Zu möglichen Auslösern für Migräne zählen zum Beispiel
- zu wenig Schlaf
- unregelmäßige Mahlzeiten
- Ärger
- Enttäuschung
- bestimmte Nahrungsmittel wie beispielsweise Nüsse oder Käse
- Hitze
- schlechte Luft
- Zigarettenrauch (Passivrauch!)
- Lärm
grelles Licht
Entspannungstechniken können Migränekindern helfen
Ein geregelter Tagesablauf mit genügend Pausen, ausreichend Schlaf, Bewegung an der frischen Luft und regelmäßigen ausgewogenen Mahlzeiten ist für Kinder mit Migräne besonders hilfreich.
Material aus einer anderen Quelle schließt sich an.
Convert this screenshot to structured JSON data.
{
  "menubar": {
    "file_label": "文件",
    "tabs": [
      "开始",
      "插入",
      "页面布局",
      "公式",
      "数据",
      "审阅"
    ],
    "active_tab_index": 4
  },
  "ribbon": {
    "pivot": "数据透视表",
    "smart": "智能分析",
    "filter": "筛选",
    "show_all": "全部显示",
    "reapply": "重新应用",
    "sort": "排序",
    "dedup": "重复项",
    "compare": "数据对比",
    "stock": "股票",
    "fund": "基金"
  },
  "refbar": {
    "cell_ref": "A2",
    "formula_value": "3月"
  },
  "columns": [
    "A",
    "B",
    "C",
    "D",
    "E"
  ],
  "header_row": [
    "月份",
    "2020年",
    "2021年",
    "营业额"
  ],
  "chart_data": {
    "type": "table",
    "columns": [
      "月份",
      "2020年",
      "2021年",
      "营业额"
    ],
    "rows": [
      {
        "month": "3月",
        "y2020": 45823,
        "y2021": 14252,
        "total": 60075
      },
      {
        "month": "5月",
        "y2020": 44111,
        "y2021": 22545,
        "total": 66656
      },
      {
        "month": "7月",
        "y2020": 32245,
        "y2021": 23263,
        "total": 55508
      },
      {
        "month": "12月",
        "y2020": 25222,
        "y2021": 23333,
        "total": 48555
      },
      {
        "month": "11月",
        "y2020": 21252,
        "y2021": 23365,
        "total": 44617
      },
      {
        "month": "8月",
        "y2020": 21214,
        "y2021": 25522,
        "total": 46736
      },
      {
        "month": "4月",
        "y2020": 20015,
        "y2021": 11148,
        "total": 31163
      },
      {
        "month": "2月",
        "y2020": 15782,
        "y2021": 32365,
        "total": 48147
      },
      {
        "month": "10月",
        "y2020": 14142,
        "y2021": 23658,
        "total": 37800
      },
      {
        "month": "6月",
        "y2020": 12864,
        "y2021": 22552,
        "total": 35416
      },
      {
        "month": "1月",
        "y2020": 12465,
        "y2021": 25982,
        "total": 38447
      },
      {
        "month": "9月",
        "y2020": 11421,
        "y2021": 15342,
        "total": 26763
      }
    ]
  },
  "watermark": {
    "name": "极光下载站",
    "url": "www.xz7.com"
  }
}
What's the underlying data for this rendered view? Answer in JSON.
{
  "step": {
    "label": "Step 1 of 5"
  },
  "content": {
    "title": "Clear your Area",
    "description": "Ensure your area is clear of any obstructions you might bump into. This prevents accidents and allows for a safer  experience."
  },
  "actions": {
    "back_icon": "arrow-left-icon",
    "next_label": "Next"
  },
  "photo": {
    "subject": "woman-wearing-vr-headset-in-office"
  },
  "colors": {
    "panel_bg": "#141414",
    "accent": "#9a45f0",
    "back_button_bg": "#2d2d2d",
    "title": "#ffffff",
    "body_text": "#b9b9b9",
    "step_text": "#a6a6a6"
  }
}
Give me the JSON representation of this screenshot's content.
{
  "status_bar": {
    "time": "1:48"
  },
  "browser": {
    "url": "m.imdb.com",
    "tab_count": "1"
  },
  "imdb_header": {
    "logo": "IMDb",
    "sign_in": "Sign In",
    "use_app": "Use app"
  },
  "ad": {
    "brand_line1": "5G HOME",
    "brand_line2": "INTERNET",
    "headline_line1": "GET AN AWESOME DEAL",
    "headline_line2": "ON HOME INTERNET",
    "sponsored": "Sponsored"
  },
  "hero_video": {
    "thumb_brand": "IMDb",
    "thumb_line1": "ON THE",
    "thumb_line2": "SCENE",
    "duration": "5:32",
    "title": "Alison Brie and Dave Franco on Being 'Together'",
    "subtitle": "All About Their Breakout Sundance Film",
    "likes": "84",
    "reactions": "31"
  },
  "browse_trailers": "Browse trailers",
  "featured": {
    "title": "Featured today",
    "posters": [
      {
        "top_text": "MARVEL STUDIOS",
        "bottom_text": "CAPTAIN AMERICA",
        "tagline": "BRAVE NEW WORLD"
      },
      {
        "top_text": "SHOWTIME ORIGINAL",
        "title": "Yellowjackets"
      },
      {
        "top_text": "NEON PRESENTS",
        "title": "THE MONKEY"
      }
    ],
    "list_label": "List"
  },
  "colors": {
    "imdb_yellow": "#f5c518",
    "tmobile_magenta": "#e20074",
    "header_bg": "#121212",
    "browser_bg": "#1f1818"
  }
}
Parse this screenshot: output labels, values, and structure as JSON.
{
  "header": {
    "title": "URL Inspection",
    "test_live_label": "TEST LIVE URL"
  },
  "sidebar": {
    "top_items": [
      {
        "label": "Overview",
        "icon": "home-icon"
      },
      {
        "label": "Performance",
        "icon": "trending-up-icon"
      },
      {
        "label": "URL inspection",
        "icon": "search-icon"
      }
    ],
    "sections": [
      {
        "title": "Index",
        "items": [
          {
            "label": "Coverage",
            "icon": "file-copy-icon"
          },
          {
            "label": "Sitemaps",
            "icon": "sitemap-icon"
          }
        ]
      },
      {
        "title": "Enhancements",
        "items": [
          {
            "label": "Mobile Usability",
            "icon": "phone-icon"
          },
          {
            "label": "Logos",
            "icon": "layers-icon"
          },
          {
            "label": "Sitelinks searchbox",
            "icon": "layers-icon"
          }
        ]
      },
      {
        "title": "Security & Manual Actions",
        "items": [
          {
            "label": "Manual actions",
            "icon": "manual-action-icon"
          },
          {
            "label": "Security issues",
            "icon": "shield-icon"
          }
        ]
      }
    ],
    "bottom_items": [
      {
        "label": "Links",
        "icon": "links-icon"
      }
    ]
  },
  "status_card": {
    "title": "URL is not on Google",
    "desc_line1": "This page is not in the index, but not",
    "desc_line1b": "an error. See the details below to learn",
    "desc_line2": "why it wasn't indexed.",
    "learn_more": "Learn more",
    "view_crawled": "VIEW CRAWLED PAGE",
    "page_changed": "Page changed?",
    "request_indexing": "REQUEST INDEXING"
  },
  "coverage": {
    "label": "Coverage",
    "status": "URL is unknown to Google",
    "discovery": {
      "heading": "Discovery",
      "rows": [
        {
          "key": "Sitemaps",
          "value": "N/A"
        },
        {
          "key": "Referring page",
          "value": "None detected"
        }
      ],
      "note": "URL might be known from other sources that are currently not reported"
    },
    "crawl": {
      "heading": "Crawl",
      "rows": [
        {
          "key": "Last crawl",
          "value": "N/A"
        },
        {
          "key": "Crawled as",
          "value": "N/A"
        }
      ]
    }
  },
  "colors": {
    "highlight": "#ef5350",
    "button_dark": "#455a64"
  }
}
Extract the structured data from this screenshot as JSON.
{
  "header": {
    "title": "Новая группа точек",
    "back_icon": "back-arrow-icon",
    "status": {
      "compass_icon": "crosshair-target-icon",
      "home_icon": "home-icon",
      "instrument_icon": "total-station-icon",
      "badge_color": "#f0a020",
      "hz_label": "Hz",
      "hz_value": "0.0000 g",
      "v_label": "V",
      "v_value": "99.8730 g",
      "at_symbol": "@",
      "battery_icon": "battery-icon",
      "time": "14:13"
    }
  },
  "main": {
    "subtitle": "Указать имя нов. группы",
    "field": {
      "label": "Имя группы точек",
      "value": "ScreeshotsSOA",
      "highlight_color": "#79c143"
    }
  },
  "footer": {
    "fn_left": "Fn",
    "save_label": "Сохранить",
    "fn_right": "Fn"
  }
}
Da Eltern Stress nicht vollständig vom Kind fernhalten können, empfehlen sich Entspannungsstechniken. Mit autogenem Training oder progressiver Muskelentspannung etwa lernen Kinder, eigene körperliche Reaktionen auf Stresssituationen wahrzunehmen und sich bewusst zu entspannen, um Migräne-Attacken vorzubeugen. So lassen sich nicht nur die nächsten Migräne-Kopfschmerzen abwehren: Die Methoden eignen sich zum Beispiel auch, um Angst vor Klassenarbeiten abzubauen.